Abstract
Introduction: Sickle cell disease (SCD) is a genetic hemoglobinopathy characterized by recurrent vaso-occlusion, chronic hemolysis, and systemic endothelial dysfunction, culminating in a pro-thrombotic and pro-inflammatory vascular milieu. The pulmonary endothelium, as a critical regulator of vascular homeostasis and barrier integrity, is particularly susceptible to dysregulation in SCD, contributing to severe complications such as pulmonary hypertension and acute chest syndrome. While endothelial activation is a hallmark of SCD, the role of endothelial extracellular vesicles (EVs), nano-sized membrane-bound vesicles secreted by endothelial cells, in modulating vascular responses remains unexplored. This study is the first to characterize endothelial EVs isolated from SCD patients and to assess their functional impact on pulmonary endothelial barrier integrity under thrombotic stress.
Methods and Results: Endothelial EVs were isolated from the plasma of patients with SCD HbSβ⁰, HbSS, and HbSC, as well as from age-matched healthy controls, using CD31-targeted immunoenrichment. Transmission electron microscopy confirmed the presence of intact vesicles with preserved ultrastructure, consistent with canonical EV morphology across all groups. Nanoparticle tracking analysis revealed genotype-specific differences in size distribution. HbSS-derived EVs exhibited a significantly smaller mean diameter (128.4 ± 2.8 nm) compared to HbSβ⁰ (176.7 ± 8.2 nm), HbSC (178.0 ± 5.4 nm), and healthy controls (152.5 ± 7.1 nm). Western blot analysis confirmed consistent enrichment of the endothelial marker CD31 and the canonical EV marker CD63 across all SCD-derived endothelial EV preparations, with markedly elevated CD9 expression in EVs from HbSβ⁰ patient. To assess the impact of endothelial EVs on vascular function, human pulmonary microvascular endothelial cells (HPMECs) were exposed to EVs under basal and thrombin-stimulated conditions. Under basal conditions, EV treatment did not significantly alter transendothelial electrical resistance (TEER), indicating that the vesicles were not intrinsically cytotoxic or disruptive to barrier integrity. However, in the presence of thrombin (2U/mL), cells pre-treated with SCD-derived endothelial EVs exhibited a significant decrease in TEER compared to EVs from healthy controls, with the most pronounced effect observed following treatment with HbSS-derived EVs.

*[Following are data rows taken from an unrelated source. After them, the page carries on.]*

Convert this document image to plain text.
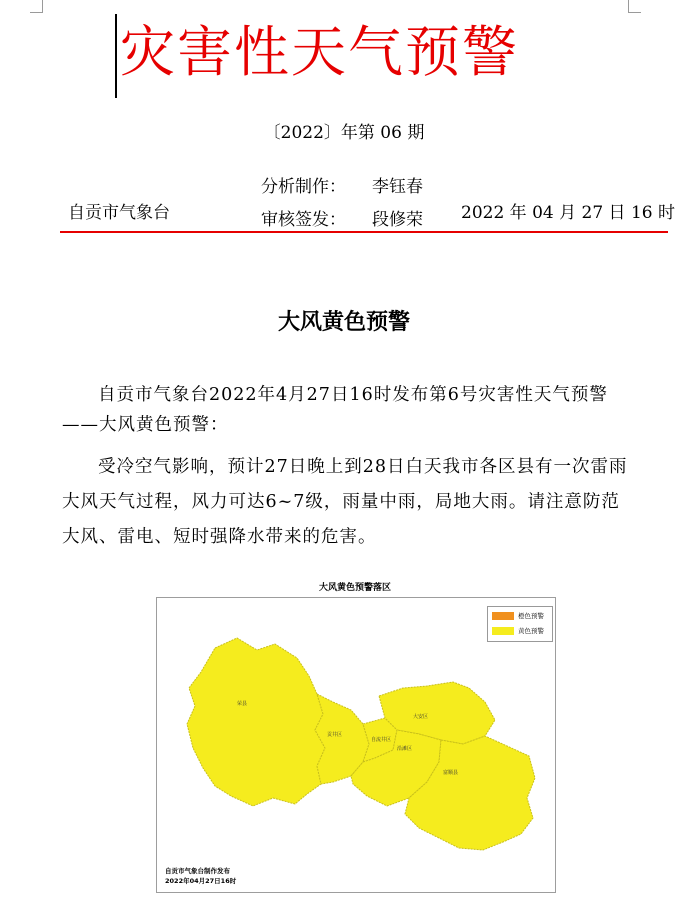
灾害性天气预警
〔2022〕年第 06 期
分析制作： 李钰春
自贡市气象台	审核签发： 段修荣 2022 年 04 月 27 日 16 时
大风黄色预警
自贡市气象台2022年4月27日16时发布第6号灾害性天气预警——大风黄色预警：
受冷空气影响，预计27日晚上到28日白天我市各区县有一次雷雨大风天气过程，风力可达6~7级，雨量中雨，局地大雨。请注意防范大风、雷电、短时强降水带来的危害。
大风黄色预警落区
荣县
贡井区
自流井区
大安区
沿滩区
富顺县
橙色预警
黄色预警
自贡市气象台制作发布
2022年04月27日16时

This marked reduction suggests that HbSS-derived EVs strongly potentiate thrombin-induced endothelial dysfunction. In the absence of thrombin, HbSS-derived endothelial EVs also induced a marked increase in ICAM-1 and VCAM-1 expression in HPMECs, indicating direct activation of pro-inflammatory signaling pathways. This effect suggests the presence of bioactive cargo within HbSS EVs capable of stimulating endothelial cells independently of external inflammatory stimuli. The resulting upregulation of adhesion molecules is likely to enhance leukocyte recruitment and transendothelial migration, contributing to the microvascular occlusion observed during vaso-occlusive crises in HbSS patients.
Conclusion Collectively, these findings demonstrate that endothelial EVs differ significantly in their biophysical properties, molecular composition, and functional impact depending on SCD subtypes. HbSS-derived endothelial EVs, in particular, display both the smallest size and the highest pro-inflammatory activity, suggesting a more active role in sensitizing the endothelium to inflammatory and thrombotic insults. These functional and structural differences are likely driven by underlying genotype-dependent alterations in EV biogenesis, membrane composition, or release mechanisms. The reduced size of HbSS-derived EVs may reflect the chronic oxidative stress, mechanical shear, and sustained endothelial injury characteristic of this genotype. In contrast, the relatively larger EVs observed in HbSβ⁰ and HbSC patients may result from alternative vesicle trafficking pathways or differences in endosomal maturation. Together, these patient-specific features support a model in which endothelial EVs contribute to the pathophysiological heterogeneity of SCD and may serve as valuable biomarkers or therapeutic targets for vascular dysfunction.